A large hand-painted sign has hung on the church’s exterior since August. It reads: “Help! We need $54,000 to save our stained glass windows.” But pleas from The Pilgrim Church/I Am My Brother’s Keeper Ministries in downtown Detroit have generated only about $1,200, a far cry from the money needed for repairs.
That hasn’t stopped Pastor Henry Covington and his flock from trying to raise the money, despite all of the other charitable work they do.
Pilgrim Church was known as Trumbull Avenue Presbyterian until 1992, when it was purchased for $140,000 by New York City-based Pilgrim Assemblies Inc. from the Presbytery of Detroit. Designated a Detroit Historic Site in 1982, Trumbull Avenue Presbyterian was built in 1881. Its membership included such prominent Detroiters as James Scripps, founder of The Evening News (whose estate sits next to the church on Trumbull); George Booth, founder of the Booth newspaper chain; and William Sprague, president of Sprague Correspondence School of Law and Journalism.
It is the last remaining Venetian Gothic style church in the city, and it boasts the largest surviving organ by the firm of Granville Wood and Son of Northville. The organ needs some minor work today, having been thoroughly cleaned and reconditioned in 1981.
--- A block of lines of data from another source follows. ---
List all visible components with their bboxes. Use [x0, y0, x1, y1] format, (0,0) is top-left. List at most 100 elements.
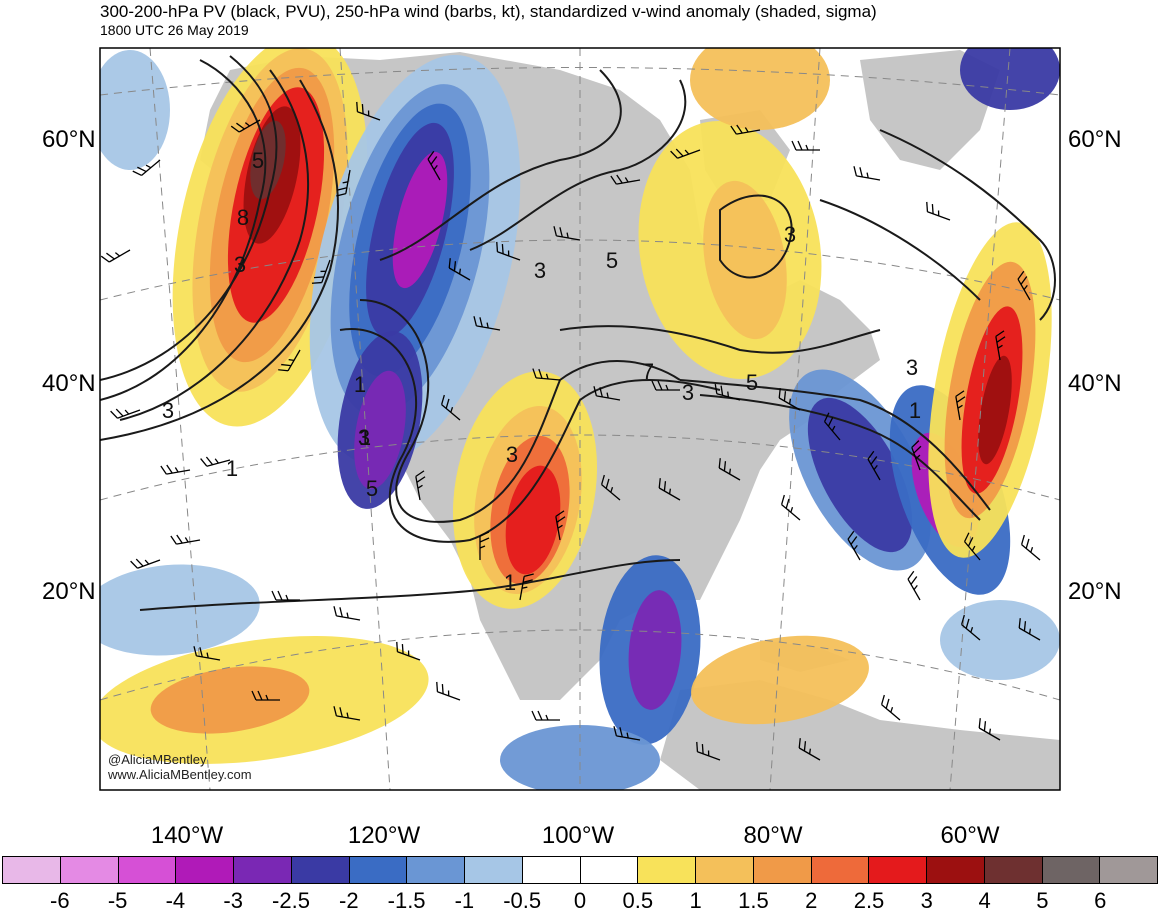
wind-barb	[978, 718, 1001, 741]
colorbar-tick-label: -4	[165, 888, 186, 913]
colorbar-box	[3, 857, 61, 883]
wind-barb	[132, 159, 161, 177]
wind-barb	[356, 101, 381, 121]
wind-barb	[730, 124, 761, 135]
colorbar-box	[1042, 857, 1101, 883]
colorbar-box	[638, 857, 696, 883]
wind-barb	[907, 570, 921, 601]
wind-barb	[519, 573, 534, 601]
pv-contour-label: 3	[784, 222, 796, 247]
pv-contour	[119, 69, 310, 421]
wind-barb	[823, 412, 841, 441]
wind-barb	[251, 690, 280, 701]
colorbar-box	[1100, 857, 1157, 883]
colorbar-box	[176, 857, 234, 883]
lat-label-right-20: 20°N	[1068, 578, 1122, 605]
pv-contour	[559, 325, 881, 354]
anomaly-shading	[392, 151, 448, 289]
wind-barb	[963, 532, 981, 561]
colorbar-tick-label: 3	[920, 888, 933, 913]
wind-barb	[278, 349, 301, 372]
wind-barb	[960, 614, 981, 641]
anomaly-shading	[703, 180, 787, 340]
anomaly-shading	[940, 600, 1060, 680]
wind-barb	[333, 706, 361, 721]
anomaly-shading	[505, 465, 561, 575]
colorbar-box	[291, 857, 350, 883]
wind-barb	[193, 646, 221, 661]
colorbar-box	[465, 857, 523, 883]
wind-barb	[696, 741, 721, 761]
anomaly-shading	[960, 48, 1060, 110]
colorbar-box	[522, 857, 581, 883]
wind-barb	[926, 201, 951, 221]
wind-barb	[110, 408, 141, 419]
pv-contour	[100, 59, 267, 401]
colorbar-tick-label: -2.5	[272, 888, 310, 913]
anomaly-shading	[354, 370, 406, 490]
colorbar-tick-label: 0.5	[622, 888, 654, 913]
wind-barb	[479, 531, 490, 560]
pv-contour	[679, 379, 991, 511]
wind-barb	[531, 710, 560, 721]
wind-barb	[100, 249, 131, 263]
colorbar-tick-label: 1.5	[738, 888, 769, 913]
wind-barb	[651, 380, 680, 391]
valid-time: 1800 UTC 26 May 2019	[100, 22, 249, 38]
pv-contour-label: 1	[226, 456, 238, 481]
colorbar-box	[60, 857, 119, 883]
pv-contour	[339, 328, 721, 543]
colorbar-box	[753, 857, 812, 883]
wind-barb	[1017, 270, 1031, 301]
wind-barb	[670, 148, 701, 159]
pv-contour-label: 5	[606, 248, 618, 273]
lon-label-80w: 80°W	[743, 822, 803, 849]
graticule-line	[100, 434, 1060, 501]
wind-barb	[780, 494, 801, 521]
wind-barb	[1020, 534, 1041, 561]
wind-barb	[496, 241, 521, 261]
wind-barb-layer	[100, 101, 1041, 761]
wind-barb	[415, 470, 426, 501]
colorbar-tick-label: 2	[805, 888, 818, 913]
wind-barb	[440, 394, 461, 421]
wind-barb	[311, 259, 331, 284]
pv-contour	[469, 79, 687, 251]
colorbar-tick-label: 4	[978, 888, 991, 913]
wind-barb	[200, 456, 231, 467]
wind-barb	[613, 726, 641, 741]
anomaly-shading	[150, 666, 310, 734]
colorbar-tick-label: 6	[1094, 888, 1107, 913]
graticule-line	[949, 48, 1011, 790]
wind-barb	[271, 590, 300, 601]
colorbar-tick-label: -1.5	[387, 888, 426, 913]
pv-contour-layer	[100, 55, 1056, 611]
graticule-line	[100, 629, 1060, 701]
pv-contour-label: 8	[237, 205, 249, 230]
pv-contour-label: 1	[354, 372, 366, 397]
pv-contour	[879, 129, 1056, 321]
wind-barb	[880, 694, 901, 721]
colorbar-tick-label: -6	[50, 888, 70, 913]
wind-barb	[532, 368, 561, 381]
colorbar-tick-label: -1	[454, 888, 475, 913]
lon-label-120w: 120°W	[347, 822, 421, 849]
pv-contour-label: 1	[504, 570, 516, 595]
pv-contour	[359, 299, 681, 523]
colorbar-tick-label: -5	[107, 888, 128, 913]
pv-contour-label: 3	[234, 252, 246, 277]
wind-barb	[798, 738, 821, 761]
pv-contour	[379, 69, 622, 261]
colorbar-box	[118, 857, 177, 883]
wind-barb	[1018, 618, 1041, 641]
colorbar	[2, 856, 1158, 884]
map-border	[99, 47, 1061, 791]
chart-title: 300-200-hPa PV (black, PVU), 250-hPa win…	[100, 2, 877, 21]
colorbar-box	[927, 857, 985, 883]
colorbar-box	[234, 857, 292, 883]
colorbar-box	[984, 857, 1043, 883]
pv-contour-label: 1	[909, 398, 921, 423]
wind-barb	[473, 316, 501, 331]
colorbar-box	[349, 857, 408, 883]
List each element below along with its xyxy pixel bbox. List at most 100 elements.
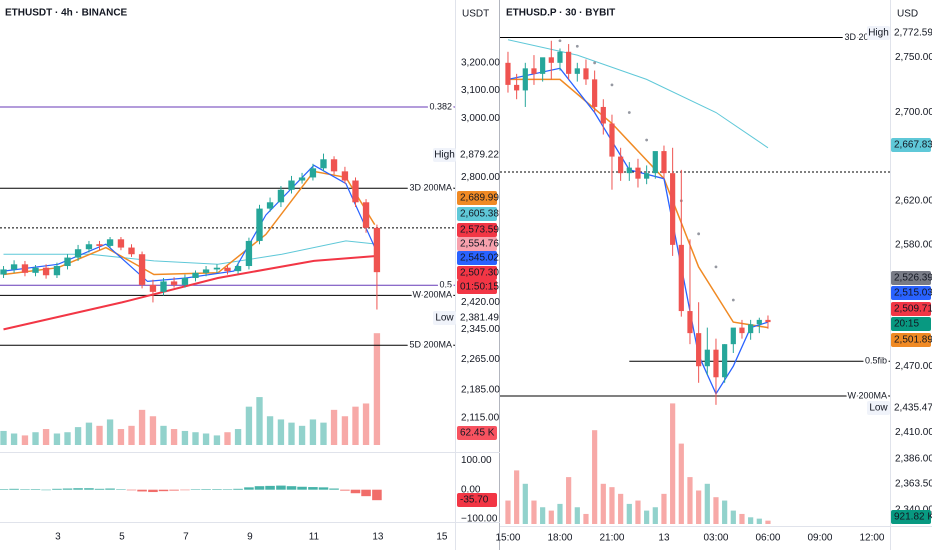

A restoration of the stained glass is a far more expensive project, normally in the neighborhood of $100,000. The fact that the parish is seeking about half that sum is due to an act of charity by David Wiskirchen of Wiskirchen Studios
He says the windows are in peril of falling apart due to dry rot and weakened leading.
“The windows need to be reinforced with new steel bracing, woodwork and storm windows that have to be made by hand. … Basically, the church would only have to pay for the storms; the stained-glass work would be for free,” says Wiskirchen, whose family has been building churches for generations.
The windows are valuable. In 1973, five of them were stolen and sold in various antique stores. The church rector appealed for their return, and, miraculously, they were recovered. The value of these windows is immense, which makes them quite vulnerable to thieves. Once insured for $3 million, the glass treasures are now uninsured, as the congregation can’t afford to pay the premiums.
The windows, which dominate three sides of the sanctuary, were gifts from members when the church was built, and the names of the donors are in each window. The large, four-lancet window at the rear of the sanctuary is made up of three large rose and geometric patterned windows with four leaves, done in vivid hues of lavender, red, blue and green. The compositions of threes and fours are not coincidental — three symbolizes the Holy Trinity and four pays homage to the four Evangelists.
“When the sun comes through right before nightfall, it is breathtaking to watch,” Covington says. “It’s all too spectacular to go to waste.”
Growing up in Brooklyn, N.Y., Covington knew life on the streets well. A former drug user and dealer, he went to prison for armed robbery in the early ’80s — he says he was wrongly convicted. He “gave his life to Christ” in 1986 and joined the Pilgrim Assemblies Church in New York. Covington jumped at the chance to move to Pilgrim’s newly acquired Trumbull Avenue location in 1993.
“We may not have a lot of money, but we are known for a lot of love, “ says Covington, whose stained apron indicates that he has come from the kitchen — the church does catering in an effort to raise money.
In addition, the church’s youth rap group, Peace Posse, has produced fund-raising CDs titled Silence the Violence, No More Drugs, and one for soldiers in Iraq called We Salute You. The CDs sell for $10 each.
The church is open three nights a week for the homeless, providing clothing and meals. Kim Miller, coordinator of Detroit City Councilwoman Sharon McPhail’s One Night Initiative to aid the homeless, says Covington is doing an “outstanding job. … I wish we had a hundred more like him.”
The stained-glass windows aren’t the only major problem Covington has faced, but he has had help from some friends. City Light, a nonprofit organization that helps struggling churches, has donated around $250,000 to the church over the years, buying two new furnaces and replacing the old gym floor with a new one of Olympic caliber. City Light co-founder Al Kuhnle says his group recently put new doors on the church, wrapped the windows and plans to revamp the kitchen, but not until the windows are fixed.
Kuhnle says Archbishop Roy E. Brown, founder of Pilgrim Assemblies Inc., “needs to step up to the plate and pay for the needed renovations.”
Brown, who would correspond with Metro Times only via fax, wouldn’t say what Pilgrim Assemblies, a for-profit corporation, plans to do to aid restoration.
Covington says Pilgrim Assemblies has donated about $3,500 toward renovations since buying the church.
This is a case where Brown might be moved to act if the city made demands, but William Worden, staff director for the city’s Historic Designation Advisory Board, says the windows are not a regulatory issue. “The criteria for an historic designation requires historical and architectural significance, not that structural codes be met,” Worden says.
Brad Vincent of the Detroit Presbytery says, “We gave all that we could to help with the church’s maintenance, but it is not the responsibility of the Detroit Presbytery to have made renovations. That responsibility lies with the church and congregation itself.”
Windows or no windows, Covington plans to continue sheltering and feeding the homeless. In July, his church will join with Fort Street Presbyterian and Grosse Ile Presbyterian to stage charity concerts in a church exchange program. Fort Street and Gross Ile members also plan to lend a hand to Pilgrim with other renovations, such as painting and drywall repair. People interested in donating to Pilgrim Assemblies can go to www.iambk.org.